Demasiadas realidades para una sola clase. Y aun así, se les sigue pidiendo resultados homogéneos en una realidad absolutamente compleja y nada homogénea.
Profesionales que marcan la diferencia
He visto cómo se interviene en el acto ante cualquier indicio de acoso o conflicto. Se organizan talleres de ansiedad, desarrollo de habilidades sociales y charlas sobre el uso responsable de las redes sociales, siempre con el objetivo de acompañar y proteger a los estudiantes.
El liderazgo de Avelino, el director, pone el foco donde importa: en orientación, en jefatura de estudios y en otros departamentos clave, todos ellos liderados por grandes mujeres.
El trabajo de Tania, integradora social, sostiene procesos complejos con una comprensión y ternura envidiable.
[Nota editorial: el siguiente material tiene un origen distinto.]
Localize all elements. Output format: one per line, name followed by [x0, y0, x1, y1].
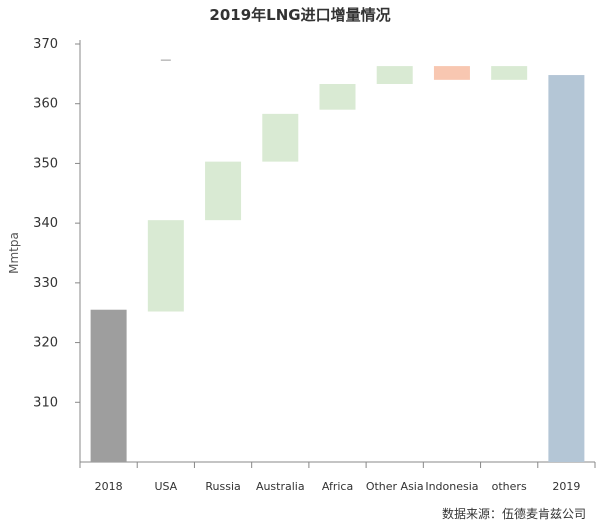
- axes: [75, 40, 596, 468]
- x-tick-label: Other Asia: [366, 480, 424, 493]
- x-tick-label: 2018: [95, 480, 123, 493]
- x-tick-label: Russia: [205, 480, 240, 493]
- bar-africa: [319, 84, 356, 110]
- bar-others: [491, 66, 528, 80]
- bars: [90, 59, 585, 463]
- bar-indonesia: [433, 66, 470, 80]
- y-tick-label: 330: [33, 276, 58, 291]
- labels: 310 320 330 340 350 360 370 Mmtpa 2018 USA Russia A…: [7, 37, 580, 493]
- y-tick-label: 350: [33, 156, 58, 171]
- y-tick-label: 360: [33, 97, 58, 112]
- x-tick-label: USA: [154, 480, 177, 493]
- bar-other-asia: [376, 66, 413, 85]
- y-tick-label: 370: [33, 37, 58, 52]
- bar-usa: [147, 220, 184, 312]
- x-tick-label: Australia: [256, 480, 305, 493]
- y-axis-label: Mmtpa: [7, 232, 21, 274]
- y-tick-label: 340: [33, 216, 58, 231]
- x-tick-label: 2019: [552, 480, 580, 493]
- y-tick-label: 310: [33, 395, 58, 410]
- source-note: 数据来源：伍德麦肯兹公司: [441, 507, 586, 521]
- bar-2019: [548, 75, 585, 463]
- x-tick-label: Africa: [322, 480, 353, 493]
- bar-australia: [262, 113, 299, 162]
- x-tick-label: others: [492, 480, 527, 493]
- x-tick-label: Indonesia: [425, 480, 478, 493]
- bar-2018: [90, 309, 127, 462]
- bar-russia: [205, 161, 242, 221]
- y-tick-label: 320: [33, 336, 58, 351]
- chart-title: 2019年LNG进口增量情况: [209, 6, 391, 24]
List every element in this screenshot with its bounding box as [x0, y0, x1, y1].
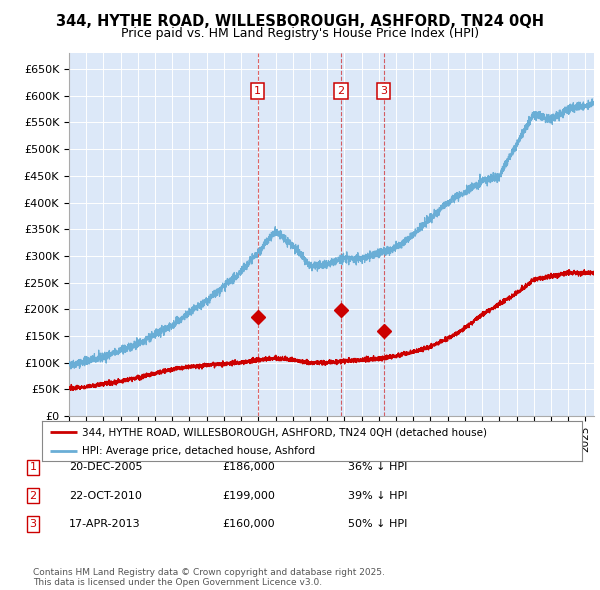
- Text: £160,000: £160,000: [222, 519, 275, 529]
- Text: 17-APR-2013: 17-APR-2013: [69, 519, 140, 529]
- Text: 36% ↓ HPI: 36% ↓ HPI: [348, 463, 407, 472]
- Text: 1: 1: [254, 86, 262, 96]
- Text: 344, HYTHE ROAD, WILLESBOROUGH, ASHFORD, TN24 0QH (detached house): 344, HYTHE ROAD, WILLESBOROUGH, ASHFORD,…: [83, 427, 487, 437]
- Text: 2: 2: [29, 491, 37, 500]
- Text: 50% ↓ HPI: 50% ↓ HPI: [348, 519, 407, 529]
- Text: HPI: Average price, detached house, Ashford: HPI: Average price, detached house, Ashf…: [83, 447, 316, 456]
- Text: 22-OCT-2010: 22-OCT-2010: [69, 491, 142, 500]
- Text: 3: 3: [29, 519, 37, 529]
- Text: 2: 2: [338, 86, 345, 96]
- Text: 20-DEC-2005: 20-DEC-2005: [69, 463, 143, 472]
- Text: 39% ↓ HPI: 39% ↓ HPI: [348, 491, 407, 500]
- Text: £199,000: £199,000: [222, 491, 275, 500]
- Text: Price paid vs. HM Land Registry's House Price Index (HPI): Price paid vs. HM Land Registry's House …: [121, 27, 479, 40]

Profesionales como Ana, en Audición y Lenguaje, y Taylor, en educación física, apoyan a cada alumno para que nadie se quede atrás.
Y así muchos otros profesionales y docentes que no me caben aquí nombrar, pero a quienes siempre hay que poner nombre propio.
No me puedo olvidar de los profesionales de limpieza, recepción, secretaría y de nuestra maravillosa cafetería, que te hace sonreír cada vez que vas, llevada por una familia maravillosa.
Cada uno da lo mejor de sí mismo para que todo funcione.
Vocación hecha acción
Muchísimos profesionales más trabajan aquí solo por y para los estudiantes. Lo que funciona tiene un denominador común: las personas, los equipos y la posibilidad de que cada uno aporte lo que puede dar. Yo también lo he vivido. Me han escuchado, me han dejado participar y sumar como una más en un equipo que, sencillamente, funciona.
Educar no es solo enseñar. Es sostener, acompañar y cuidar. Y cuando eso ocurre, se nota. Amor, entendimiento, firmeza, cariño y responsabilidad.
Así es como funciona un centro educativo. Y aquí funciona. A quienes lo hacen posible cada día,gracias.